Taker fee
Fee paid for executing a market order that 'takes' liquidity from the book. Typically higher than the maker fee — the venue subsidises whoever stands in the book.
Aliases: taker, taker commission
Taker fee is the fee an exchange charges on a market order that immediately fills against a resting limit order. The taker is “taking” liquidity; for that they pay a higher fee than the maker.
Why fees are asymmetric
A venue benefits from a deep order book — it attracts traders and tightens spreads. Depth comes from makers (limit orders). To incentivise them, the venue:
- Charges a low maker fee (often 0.02–0.05%, sometimes negative = rebate).
- Charges a higher taker fee (typically 0.05–0.1%).
The gap is essentially a subsidy from takers to makers, routed via the venue.
Typical values
| Venue | Maker | Taker |
|---|---|---|
| Binance Spot | 0.1% | 0.1% |
| Bybit Perps | 0.02% | 0.055% |
| OKX Spot | 0.08% | 0.1% |
| STON.fi (AMM) | 0.3% (LP) | 0.3% (single tier) |
VIP volume and native-token holdings drop both fees; top tiers feature maker rebates as low as −0.01%.
On AMM DEXs
A pure AMM has no maker/taker split: every swap is a “take”, every LP is a passive “make”. So STON.fi, DeDust and the rest charge a single fee — say 0.3% — paid by every swapper and split among all LPs.
Concentrated liquidity (CLMM) partly revives the split: an LP active inside a range behaves like a maker, and the venue can offer multiple fee tiers (0.01% / 0.05% / 0.3%) for different pairs.
Perpetuals
Perp protocols typically charge 0.055–0.075% taker, 0.02–0.03% maker.
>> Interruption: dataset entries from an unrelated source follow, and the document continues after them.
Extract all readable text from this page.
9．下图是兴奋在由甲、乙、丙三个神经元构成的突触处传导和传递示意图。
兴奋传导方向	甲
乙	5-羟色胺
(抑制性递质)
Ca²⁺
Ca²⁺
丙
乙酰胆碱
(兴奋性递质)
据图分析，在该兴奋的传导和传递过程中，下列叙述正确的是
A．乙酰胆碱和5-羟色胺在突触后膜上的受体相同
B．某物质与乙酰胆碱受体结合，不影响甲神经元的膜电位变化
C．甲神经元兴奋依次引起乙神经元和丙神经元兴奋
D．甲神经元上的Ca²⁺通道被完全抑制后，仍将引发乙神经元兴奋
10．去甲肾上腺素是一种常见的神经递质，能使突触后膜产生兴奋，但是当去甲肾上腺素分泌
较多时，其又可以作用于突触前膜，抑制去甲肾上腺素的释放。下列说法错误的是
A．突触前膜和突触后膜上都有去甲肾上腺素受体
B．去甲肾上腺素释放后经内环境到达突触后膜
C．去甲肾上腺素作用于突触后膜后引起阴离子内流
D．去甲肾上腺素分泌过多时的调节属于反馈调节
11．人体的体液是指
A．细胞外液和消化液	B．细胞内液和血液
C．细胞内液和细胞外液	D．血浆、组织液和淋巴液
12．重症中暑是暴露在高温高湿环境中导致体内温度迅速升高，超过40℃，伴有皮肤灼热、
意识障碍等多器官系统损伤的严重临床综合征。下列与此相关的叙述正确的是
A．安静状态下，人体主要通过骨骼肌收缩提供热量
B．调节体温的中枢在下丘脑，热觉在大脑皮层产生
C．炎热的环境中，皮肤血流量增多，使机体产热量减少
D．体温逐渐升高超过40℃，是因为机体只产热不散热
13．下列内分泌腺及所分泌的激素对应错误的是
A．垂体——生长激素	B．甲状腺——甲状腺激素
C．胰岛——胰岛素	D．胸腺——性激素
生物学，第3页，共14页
At high volume the 2–3x ratio is meaningful — frequent traders favour limits specifically to save on fees.
What matters for users
- Small trade? A 0.1% taker vs 0.02% maker on 100 USDT is 0.08 USDT — irrelevant.
- Large volume? On 100,000 USDT a day, the gap is tens of dollars per day, thousands per year — well worth using limits.
- On AMM DEXs the 0.2–0.3% fee is built into every swap and goes to LPs, not “nowhere”.
Taker fee is the simplest line item in trading costs and the most underestimated over the long run.